Changes to configuration rows are part of the configuration versioning. The following image shows that the versions in the configuration page list changes to the configuration rows – both that a table was added and that it was modified.
That means that each configuration version contains a complete set of its rows. This is important when copying or rolling back a version – you can do these operations safely without worrying about rows.
When you edit a configuration row, there is a also a list of row versions. Row versions show changes only to the single row. You can roll back a row to a previous version without interacting with the other rows.
Note: You cannot copy a configuration row to a new configuration. You always have to copy the entire configuration.
Many services support authorization using the OAuth protocol. For you (as the end user) it means that the service does not require entering credentials (username, password, token, etc.). Instead you are redirected to the service itself where you authorize the Keboola component. Then you are redirected back to Keboola and you can set other parameters and run the configuration.
The OAuth authorization process begins with the Authorize button (in this example the Google calendar extractor is shown):
In the next step, you can choose the authorization method:
OAuth authorization is a very secure authorization method in which you don’t have to hand over the credentials to your account. The consumer – Keboola component – obtains only the minimal required access. The authorization is only valid for the configuration in which it was created and for its copies.
Instant authorization requires that you can actually login to the service you want to use. With instant authorization, you have to enter a name describing the account you’re going to use:
Next, you are taken to the actual authorization screen. This is provided by the service itself and varies a lot. In the example below, the authorization for Google calendar is shown.
An external account can be used in cases where you do not have direct access to the service and the service account owner can’t share the credentials with you. For example, they can belong to a different company or department, or sharing the credentials would leak some permissions. In such cases you can ask the account owner to authorize the component configuration for you.

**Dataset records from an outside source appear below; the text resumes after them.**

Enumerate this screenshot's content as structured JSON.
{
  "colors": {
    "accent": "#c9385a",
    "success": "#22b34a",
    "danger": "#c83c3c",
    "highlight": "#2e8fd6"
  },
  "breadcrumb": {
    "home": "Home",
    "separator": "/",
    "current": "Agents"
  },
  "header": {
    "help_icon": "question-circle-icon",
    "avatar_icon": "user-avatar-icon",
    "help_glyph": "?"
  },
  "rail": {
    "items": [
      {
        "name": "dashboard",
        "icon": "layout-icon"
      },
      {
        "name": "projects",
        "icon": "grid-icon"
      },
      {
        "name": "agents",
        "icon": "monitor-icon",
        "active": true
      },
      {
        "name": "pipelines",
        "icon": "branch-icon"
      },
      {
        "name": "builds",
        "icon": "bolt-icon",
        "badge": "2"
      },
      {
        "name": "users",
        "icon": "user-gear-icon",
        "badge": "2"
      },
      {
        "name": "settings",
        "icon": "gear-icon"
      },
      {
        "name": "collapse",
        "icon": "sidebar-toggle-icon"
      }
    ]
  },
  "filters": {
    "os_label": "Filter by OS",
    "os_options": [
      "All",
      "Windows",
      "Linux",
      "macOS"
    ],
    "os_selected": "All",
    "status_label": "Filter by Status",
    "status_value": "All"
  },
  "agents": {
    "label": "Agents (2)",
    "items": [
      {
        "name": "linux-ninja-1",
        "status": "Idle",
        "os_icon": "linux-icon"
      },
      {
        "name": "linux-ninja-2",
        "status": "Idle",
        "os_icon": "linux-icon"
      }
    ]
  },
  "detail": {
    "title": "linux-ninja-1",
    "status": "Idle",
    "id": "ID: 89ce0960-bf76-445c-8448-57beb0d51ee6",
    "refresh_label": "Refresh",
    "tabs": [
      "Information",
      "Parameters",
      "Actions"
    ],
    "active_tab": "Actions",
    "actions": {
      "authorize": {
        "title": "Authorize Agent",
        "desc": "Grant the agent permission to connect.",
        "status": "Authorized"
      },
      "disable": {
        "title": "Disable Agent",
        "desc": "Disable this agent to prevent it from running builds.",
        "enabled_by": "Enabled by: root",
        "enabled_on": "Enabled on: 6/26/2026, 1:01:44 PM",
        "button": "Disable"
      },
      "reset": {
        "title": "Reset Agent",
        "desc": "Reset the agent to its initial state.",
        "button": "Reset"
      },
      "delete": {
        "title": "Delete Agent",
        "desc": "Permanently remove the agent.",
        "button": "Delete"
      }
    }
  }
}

The first step is to generate the authorization link:
Then you can copy the link and send it to the account owner. The link is valid for 48 hours. If it expires, you have to regenerate it and resend it to the account owner.
When the account owner clicks the link, they’re taken to a special page. There they can confirm what they are authorizing and who requested the action. Then they can click Authorize Account to proceed:
In the next step, the account owner has to enter the account name:
Then they are taken to the actual authorization screen. This is provided by the service itself and varies a lot. In the example below, the authorization for Google calendar is shown.
You can reset an existing authorization by clicking the Reset button.
This invalidates the authorization obtained from the service and allows you to reauthorize the configuration. Note that if you reset the authorization of a configuration which was copied, all the copies will lose the authorization. The authorization can also be revoked from within the service, in that case the configuration will stop working and you have to reset and reauthorize the configuration.
For more features, switch the configuration of each table to the Power User Mode by clicking the JSON editor link. Through editing the full JSON configuration you can set up the component (all options are described in the component repository) and also the processors (to learn more about processors, see the Developers Docs).
Changing the JSON configuration may render the visual form unable to represent the configuration, and switching back may be disabled. Reverting such changes will re-enable the visual form. But whenever possible, the JSON will translate back to the visual form and vice versa.